Executive Summary
“By allowing Beijing to host the Games you will help the development of human rights.” So said Liu Jingmin in 2001, during the Chinese Communist Party’s (CCP) first successful bid to host an Olympic Games in Beijing.
These words were spoken in a year when the CCP executed nearly 2,500 people and sent quarter of a million to labour camps. Nevertheless, both the CCP and the International Olympic Association insisted that Beijing hosting the 2008 Summer Olympics would see China become more open and would bring human rights reform.
These promises proved to be empty. The 2008 Summer Olympics were preceded with a violent crackdown in Tibet and a range of repressive measures that have turned it into the least free place on Earth. Since then, human rights abuses under CCP rule have exponentially worsened. The world has watched as the CCP rule has become harsher, democracy has been undermined in Hong Kong, and Uyghur Muslims have become the targets of genocide.
Despite the controversy surrounding the 2008 Olympics, protest was muted, with little action taken by governments and national Olympic committees. The decision to award the 2022 Winter Olympics to Beijing has reopened the debate about what can be done to challenge a host government that was emboldened after the 2008 Olympics, and which is now anticipating a second opportunity to use a prestigious event to sportswash its extensive human rights violations. This debate has come to even wider attention due to the Chinese government’s treatment of tennis player Peng Shuai.
Options for action include diplomatic and sporting boycotts, but doing nothing cannot be an option this time. The gravity of the human rights situation in Tibet is too serious for inaction.
Details are hard to come by from Tibet, where everyone is watched but very little can be seen from the outside. But collected in this report you will find evidence of extensive and widespread human rights violations. You will learn about:
- Tashi Wangchuk, who told the New York Times about the CCP’s efforts to wipe out the Tibetan language and was jailed for it;
- the 5,000 residents of the Larung Gar Buddhist community whose homes were demolished and were banned from ever joining a monastery or nunnery again;
- Rinchen Kyi, a teacher arrested in August 2021 for protesting the closure of a Tibetan school;
- Tenzin Nyima, a teenage monk who died in 2021 as a result of his treatment as a political prisoner;
- And about the 159 Tibetans since 2008 who saw no other route to protest than to set themselves on fire, often with fatal results.

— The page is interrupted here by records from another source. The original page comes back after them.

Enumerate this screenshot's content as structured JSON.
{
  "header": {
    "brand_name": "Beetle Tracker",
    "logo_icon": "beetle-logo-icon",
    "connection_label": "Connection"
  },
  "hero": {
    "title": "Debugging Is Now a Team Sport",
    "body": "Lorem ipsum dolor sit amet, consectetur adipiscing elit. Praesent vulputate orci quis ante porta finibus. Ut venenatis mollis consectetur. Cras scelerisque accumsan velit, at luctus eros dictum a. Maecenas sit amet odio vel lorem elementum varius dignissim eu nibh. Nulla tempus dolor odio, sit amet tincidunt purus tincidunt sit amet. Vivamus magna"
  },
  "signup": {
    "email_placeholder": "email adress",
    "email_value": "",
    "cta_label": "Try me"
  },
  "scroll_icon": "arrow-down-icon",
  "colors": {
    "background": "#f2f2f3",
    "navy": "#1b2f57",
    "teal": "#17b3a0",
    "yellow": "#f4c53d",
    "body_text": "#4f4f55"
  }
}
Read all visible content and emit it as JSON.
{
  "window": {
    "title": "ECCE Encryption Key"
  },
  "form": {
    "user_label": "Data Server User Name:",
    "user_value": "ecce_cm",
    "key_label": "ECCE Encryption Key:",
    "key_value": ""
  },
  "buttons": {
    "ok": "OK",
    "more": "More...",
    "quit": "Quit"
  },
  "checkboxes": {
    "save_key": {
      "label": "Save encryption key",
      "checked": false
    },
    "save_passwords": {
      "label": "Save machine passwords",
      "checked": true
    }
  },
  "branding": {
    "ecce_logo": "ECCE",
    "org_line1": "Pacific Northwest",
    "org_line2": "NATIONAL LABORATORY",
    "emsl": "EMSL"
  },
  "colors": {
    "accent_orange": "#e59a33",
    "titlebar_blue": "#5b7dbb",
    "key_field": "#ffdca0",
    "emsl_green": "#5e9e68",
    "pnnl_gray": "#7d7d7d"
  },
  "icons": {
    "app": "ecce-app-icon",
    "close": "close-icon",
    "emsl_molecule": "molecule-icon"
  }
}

Governments and national Olympic committees have the opportunity to support Tibet, and other peoples living under the CCP’s repressive rule. By taking action and working together, they could send an unprecedented and powerful message to the CCP that the world will not ignore its abuses. Coupled with other strong sanctions, such as those used to challenge South African apartheid alongside sporting boycotts, this could force real change and improve the lives of millions.